Some of the most basic tenets of economic theory rest on the foundation of supply and demand. Simply put, when demand ramps up for goods or services that are in limited supply, the price goes up. Sometimes, supply constraints can be intentional (limited editions, or more recently, NFTs), and sometimes they are anything but planned. The end result may be the same, though, as consumers bid prices higher.
In one recent example of how the dynamics may work, in retail – and specifically, fashion – we’re about to see something of a retail-related storm: consumers, flush with cash, vying for what’s on the racks (literally). The Wall Street Journal reported that vaccines are priming the pump for Americans to spend, but logistics problems are hampering clothes from getting onto store racks or virtual shelves. In other words, the demand will be there, but the supply, not so much.
Part of that is due to the fact that shipping lanes have been pressured, as was the case even before the widely reported Suez Canal “blockage” that gummed up supply chains.
The fatigue of work from home – and doing, well, everything from home – may make us all feel that our wardrobes could use some sprucing up. The Journal noted that data from ShopperTrak and Citi shows that same-store foot traffic at apparel retailers is now at 2019 levels, as measured in the last week of March.
Those findings dovetail with Mastercard’s own observations. As reported in this space, the latest SpendingPulse survey shows that apparel spending was up 60 percent year on year in March and up 19 percent on a two-year, “stacked” basis.
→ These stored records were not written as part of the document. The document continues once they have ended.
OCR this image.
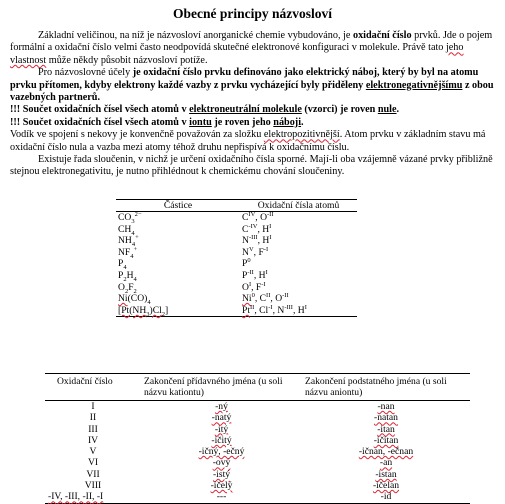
Obecné principy názvosloví

Základní veličinou, na níž je názvosloví anorganické chemie vybudováno, je oxidační číslo prvků. Jde o pojem formální a oxidační číslo velmi často neodpovídá skutečné elektronové konfiguraci v molekule. Právě tato jeho vlastnost může někdy působit názvosloví potíže.

Pro názvoslovné účely je oxidační číslo prvku definováno jako elektrický náboj, který by byl na atomu prvku přítomen, kdyby elektrony každé vazby z prvku vycházející byly přiděleny elektronegativnějšímu z obou vazebných partnerů.

!!! Součet oxidačních čísel všech atomů v elektroneutrální molekule (vzorci) je roven nule.

!!! Součet oxidačních čísel všech atomů v iontu je roven jeho náboji.

Vodík ve spojení s nekovy je konvenčně považován za složku elektropozitivnější. Atom prvku v základním stavu má oxidační číslo nula a vazba mezi atomy téhož druhu nepřispívá k oxidačnímu číslu.

Existuje řada sloučenin, v nichž je určení oxidačního čísla sporné. Mají-li oba vzájemně vázané prvky přibližně stejnou elektronegativitu, je nutno přihlédnout k chemickému chování sloučeniny.

Částice	Oxidační čísla atomů
$CO_3^{2-}$	$C^{IV}$, $O^{-II}$
$CH_4$	$C^{-IV}$, $H^I$
$NH_4^+$	$N^{-III}$, $H^I$
$NF_4^+$	$N^V$, $F^{-I}$
$P_4$	$P^0$
$P_2H_4$	$P^{-II}$, $H^I$
$O_2F_2$	$O^I$, $F^{-I}$
$Ni(CO)_4$	Ni$^0$, $C^{II}$, $O^{-II}$
$[Pt(NH_3)Cl_2]$	$Pt^{II}$, $Cl^{-I}$, $N^{-III}$, $H^I$
Oxidační číslo	Zakončení přídavného jména (u soli názvu kationtu)	Zakončení podstatného jména (u soli názvu aniontu)
I	-ný	-nan
II	-natý	-natan
III	-itý	-itan
IV	-ičitý	-ičitan
V	-ičný, -ečný	-ičnan, -ečnan
VI	-ový	-an
VII	-istý	-istan
VIII	-ičelý	-ičelan
-IV, -III, -II, -I	---	-id
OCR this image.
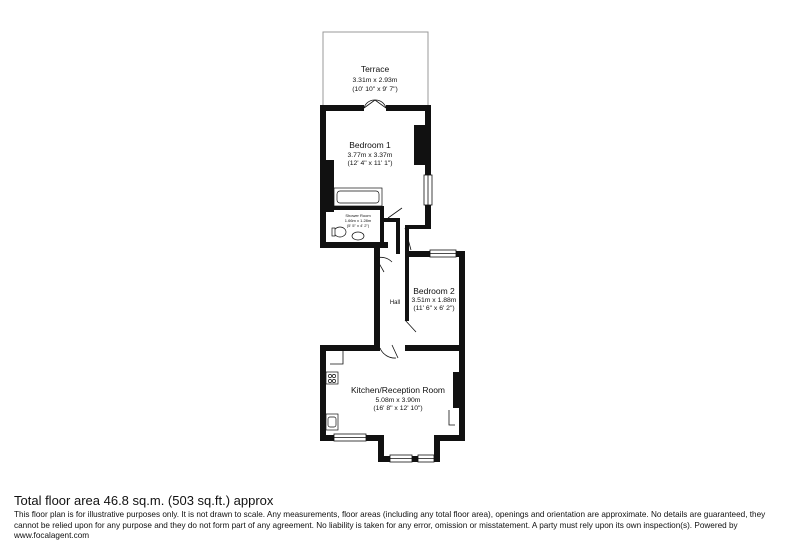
Terrace
3.31m x 2.93m
(10' 10" x 9' 7")
Bedroom 1
3.77m x 3.37m
(12' 4" x 11' 1")
Shower Room
1.66m x 1.28m
(5' 5" x 4' 2")
Bedroom 2
3.51m x 1.88m
(11' 6" x 6' 2")
Hall
Kitchen/Reception Room
5.08m x 3.90m
(16' 8" x 12' 10")

Total floor area 46.8 sq.m. (503 sq.ft.) approx

This floor plan is for illustrative purposes only. It is not drawn to scale. Any measurements, floor areas (including any total floor area), openings and orientation are approximate. No details are guaranteed, they cannot be relied upon for any purpose and they do not form part of any agreement. No liability is taken for any error, omission or misstatement. A party must rely upon its own inspection(s). Powered by www.focalagent.com
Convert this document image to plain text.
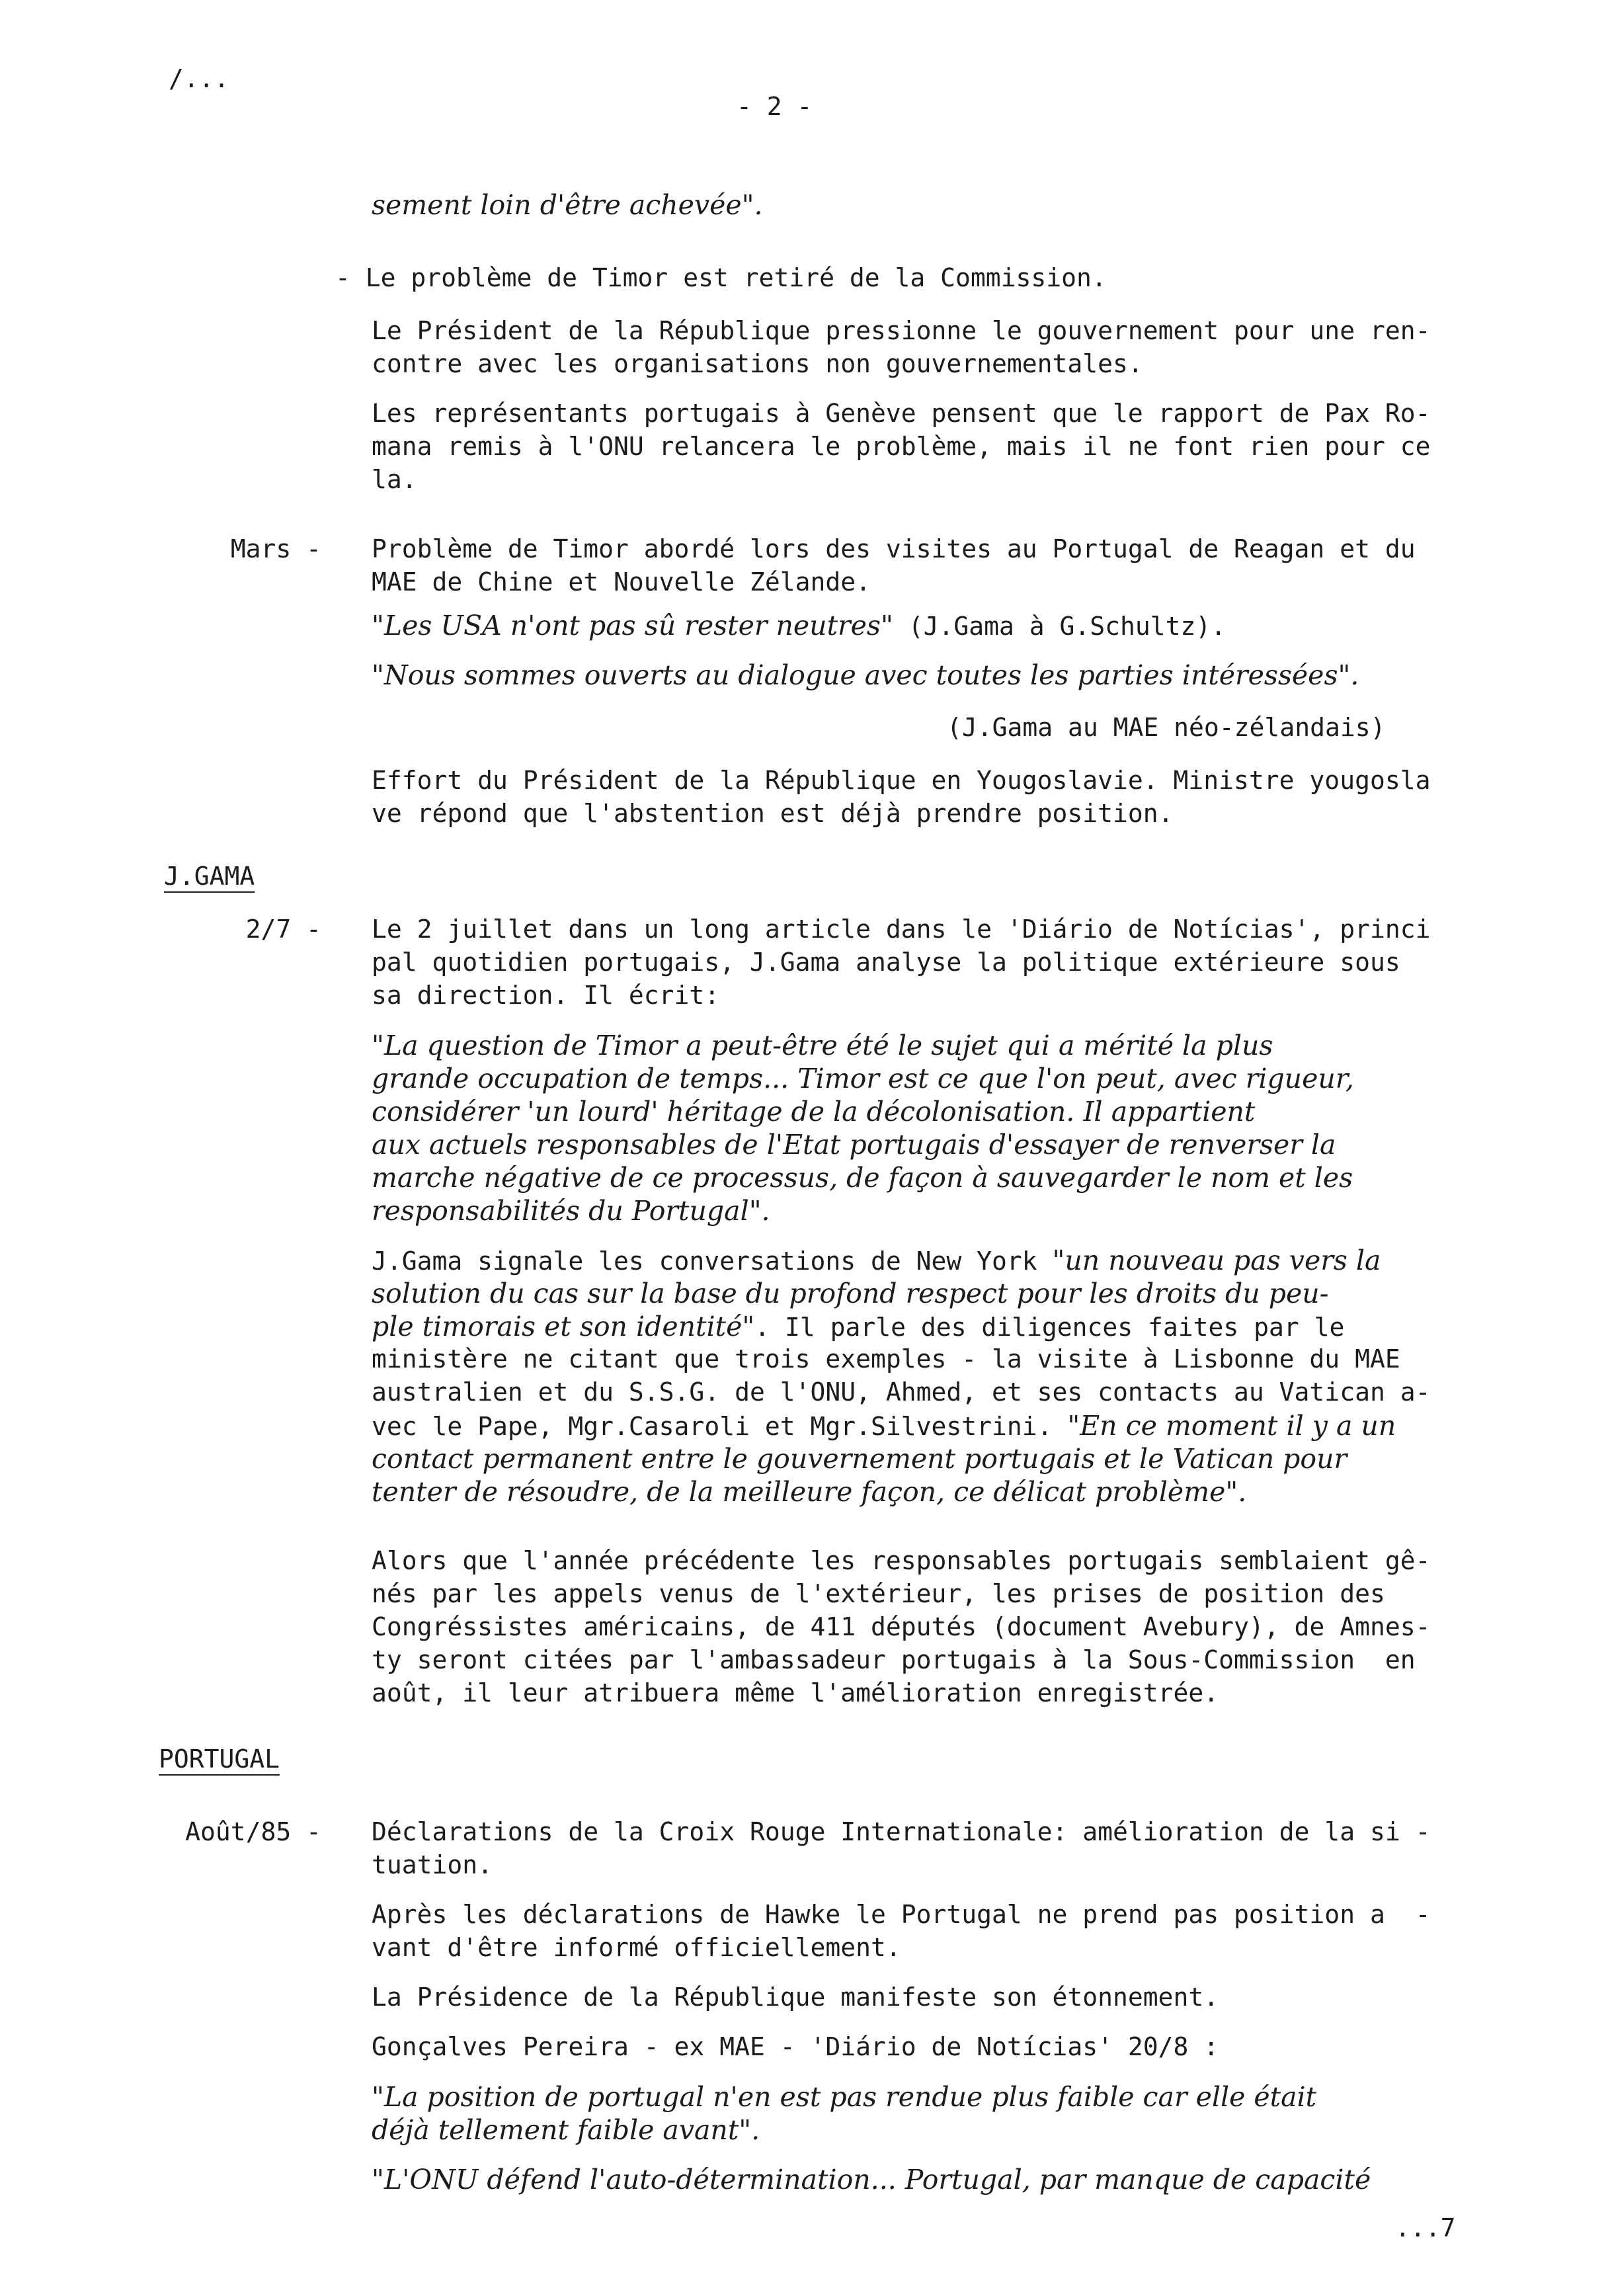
/...
- 2 -
sement loin d'être achevée".
- Le problème de Timor est retiré de la Commission.
Le Président de la République pressionne le gouvernement pour une ren-
contre avec les organisations non gouvernementales.
Les représentants portugais à Genève pensent que le rapport de Pax Ro-
mana remis à l'ONU relancera le problème, mais il ne font rien pour ce
la.
Mars - Problème de Timor abordé lors des visites au Portugal de Reagan et du
MAE de Chine et Nouvelle Zélande.
"Les USA n'ont pas sû rester neutres" (J.Gama à G.Schultz).
"Nous sommes ouverts au dialogue avec toutes les parties intéressées".
(J.Gama au MAE néo-zélandais)
Effort du Président de la République en Yougoslavie. Ministre yougosla
ve répond que l'abstention est déjà prendre position.
J.GAMA
2/7 - Le 2 juillet dans un long article dans le 'Diário de Notícias', princi
pal quotidien portugais, J.Gama analyse la politique extérieure sous
sa direction. Il écrit:
"La question de Timor a peut-être été le sujet qui a mérité la plus
grande occupation de temps... Timor est ce que l'on peut, avec rigueur,
considérer 'un lourd' héritage de la décolonisation. Il appartient
aux actuels responsables de l'Etat portugais d'essayer de renverser la
marche négative de ce processus, de façon à sauvegarder le nom et les
responsabilités du Portugal".
J.Gama signale les conversations de New York "un nouveau pas vers la
solution du cas sur la base du profond respect pour les droits du peu-
ple timorais et son identité". Il parle des diligences faites par le
ministère ne citant que trois exemples - la visite à Lisbonne du MAE
australien et du S.S.G. de l'ONU, Ahmed, et ses contacts au Vatican a-
vec le Pape, Mgr.Casaroli et Mgr.Silvestrini. "En ce moment il y a un
contact permanent entre le gouvernement portugais et le Vatican pour
tenter de résoudre, de la meilleure façon, ce délicat problème".
Alors que l'année précédente les responsables portugais semblaient gê-
nés par les appels venus de l'extérieur, les prises de position des
Congréssistes américains, de 411 députés (document Avebury), de Amnes-
ty seront citées par l'ambassadeur portugais à la Sous-Commission  en
août, il leur atribuera même l'amélioration enregistrée.
PORTUGAL
Août/85 - Déclarations de la Croix Rouge Internationale: amélioration de la si -
tuation.
Après les déclarations de Hawke le Portugal ne prend pas position a  -
vant d'être informé officiellement.
La Présidence de la République manifeste son étonnement.
Gonçalves Pereira - ex MAE - 'Diário de Notícias' 20/8 :
"La position de portugal n'en est pas rendue plus faible car elle était
déjà tellement faible avant".
"L'ONU défend l'auto-détermination... Portugal, par manque de capacité
...7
As Mastercard Senior Adviser Steve Sadove told PYMNTS, “Consumer confidence and psychology plays quite a big role. People are feeling better. They’re hopeful. They can get out again.”
But port activity has been constrained by what may actually be available to buy. The Ports of Los Angeles and Long Beach are the ports of entry for more than a third of U.S. container imports, and have been facing surges and bottlenecks through the last several months.
The National Retail Federation has reported that “despite the flood of containers, not all of the merchandise is reaching retailers – or their customers – in a timely manner.” COVID-19 has hit the ranks of longshoremen and truck drivers, which impacts the ability to unload containers or get goods to warehouses. The NRF also estimates that 98 percent of the retailers it surveyed have been impacted by shipping delays, which has lengthened supply chains by several weeks. Those frictions, the Journal noted, have resulted in inventory drawdowns at retailers like Macy’s and Kohl’s.
The end result is that merchandise may not be readily available as economies reopen – which of course means stockouts, and consumers bidding up prices for what is available. In other cases, if what’s left on the (physical and virtual) racks is not what consumers want – in other words, what’s left over from previous seasons – then markdowns might loom.
It’s not just apparel that’s being affected. Anecdotally, as reported last month, Costco is not able to keep imported cheeses in stock because shipping containers are in short supply. In an illustration of how some giants are battling supply chain headwinds, Amazon has taken a minority stake in Air Transport Services Group (ATSG), the air freight partner working with most of its aviation logistics unit. Amazon has also reportedly been adding malls to its last-mile fulfillment strategy, using the extra real estate to transform them into distribution centers and get closer to end consumers.
In a recent interview with PYMNTS, David Shillingford, CEO of Everstream Analytics, noted that that “the pandemic created enormous disruption and dislocation in global supply chains, and there is a lot of debate as to what lessons should be drawn from it. On one side of the argument, it will never happen again. On the other side, it might not happen exactly this way, but something like it will happen again — and things like it are happening every day.”